Employee performance management is becoming more personalized and informal -- ironically, due in part to automation -- as more organizations replace the much-maligned annual review and ratings with frequent coaching and skills development. But is the supposed evolution of employee performance management living up to the hype, or is it largely a game of semantics?
"Some people are saying, 'Hey, we're dumping ratings.' That's the headline; and then you get into it, and they're still saying we still have to track who's doing well because there's compensation tied to that, there are succession and career pathing and things that are tied to how well someone does," said Ben Eubanks, principal analyst at Lighthouse Research & Advisory. "They have to keep track of those in some way."
The trend toward more flexible and innovative employee performance management is, nonetheless, real, according to Eubanks, who sat down for a podcast at the annual HR Technology Conference and Exposition held in Chicago. He moderated a panel of HR leaders from Deloitte Consulting, PricewaterhouseCoopers, VMware and Workday who are early adopters of a strategy that has come to be known as continuous performance management.
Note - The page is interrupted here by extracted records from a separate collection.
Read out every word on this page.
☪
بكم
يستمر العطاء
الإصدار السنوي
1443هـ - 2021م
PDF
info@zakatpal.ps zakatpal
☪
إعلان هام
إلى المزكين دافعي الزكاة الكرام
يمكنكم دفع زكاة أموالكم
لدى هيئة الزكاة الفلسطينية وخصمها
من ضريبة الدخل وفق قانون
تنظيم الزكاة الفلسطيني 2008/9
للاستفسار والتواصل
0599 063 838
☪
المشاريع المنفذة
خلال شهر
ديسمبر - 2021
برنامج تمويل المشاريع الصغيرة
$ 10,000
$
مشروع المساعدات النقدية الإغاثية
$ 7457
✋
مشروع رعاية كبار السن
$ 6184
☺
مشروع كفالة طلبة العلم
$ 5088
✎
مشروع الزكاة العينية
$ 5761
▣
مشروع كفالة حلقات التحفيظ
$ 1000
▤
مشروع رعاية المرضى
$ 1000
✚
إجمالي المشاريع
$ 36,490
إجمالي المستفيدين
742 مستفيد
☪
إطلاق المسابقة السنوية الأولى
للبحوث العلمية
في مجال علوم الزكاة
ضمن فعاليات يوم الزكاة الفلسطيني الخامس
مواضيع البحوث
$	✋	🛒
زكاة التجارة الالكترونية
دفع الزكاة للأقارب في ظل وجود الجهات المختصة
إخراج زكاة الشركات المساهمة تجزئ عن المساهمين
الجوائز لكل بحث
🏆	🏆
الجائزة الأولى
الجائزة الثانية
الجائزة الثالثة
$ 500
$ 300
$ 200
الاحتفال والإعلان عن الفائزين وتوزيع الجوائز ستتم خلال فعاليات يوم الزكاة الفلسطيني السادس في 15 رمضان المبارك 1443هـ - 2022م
"These are not small companies. They're not just making a small shift. They're making radical shifts," Eubanks said. The experience of Deloitte helps explain the change. The consultancy was spending 2 million hours to figure out ratings, he said, when it realized all the effort might not actually be boosting performance.
Software success depends on corporate culture
Eubanks was asked about an uptick in niche vendors selling software for the new style of employee performance management and whether more established human capital management vendors, such as SAP SuccessFactors and Oracle, have comparable offerings. "The bigger companies are starting to catch on to it a little bit," he said.
But employee performance management software is only part of the picture. "Some of it's tech-based, and some of it's the process and the culture of the company," he said.
Organizations that are handling performance management the "wrong" way conclude that managers don't do performance reviews often enough, according to Eubanks. "[It's] something they actually hate, and let's make them do it 12 times a year instead of just once," he said.
In comparison, companies doing the best job of employee performance management help their managers to engage employees in a dialog about their professional development. "They're helping their people to have better conversations -- making it more about that very interpersonal relation between the employee and the manager."
Eubanks went on to summarize highlights from his research into the characteristics of companies with successful employee performance management strategies. Companies with a controlling, top-down culture see people as assets to be managed, and who are sometimes broken and need to be fixed. In contrast, those with more collaborative and creative cultures view employees as assets that are appreciating -- in other words, worth more tomorrow than they are today.
"The performance process is geared around helping to enable performance versus just managing and tracking it," he said.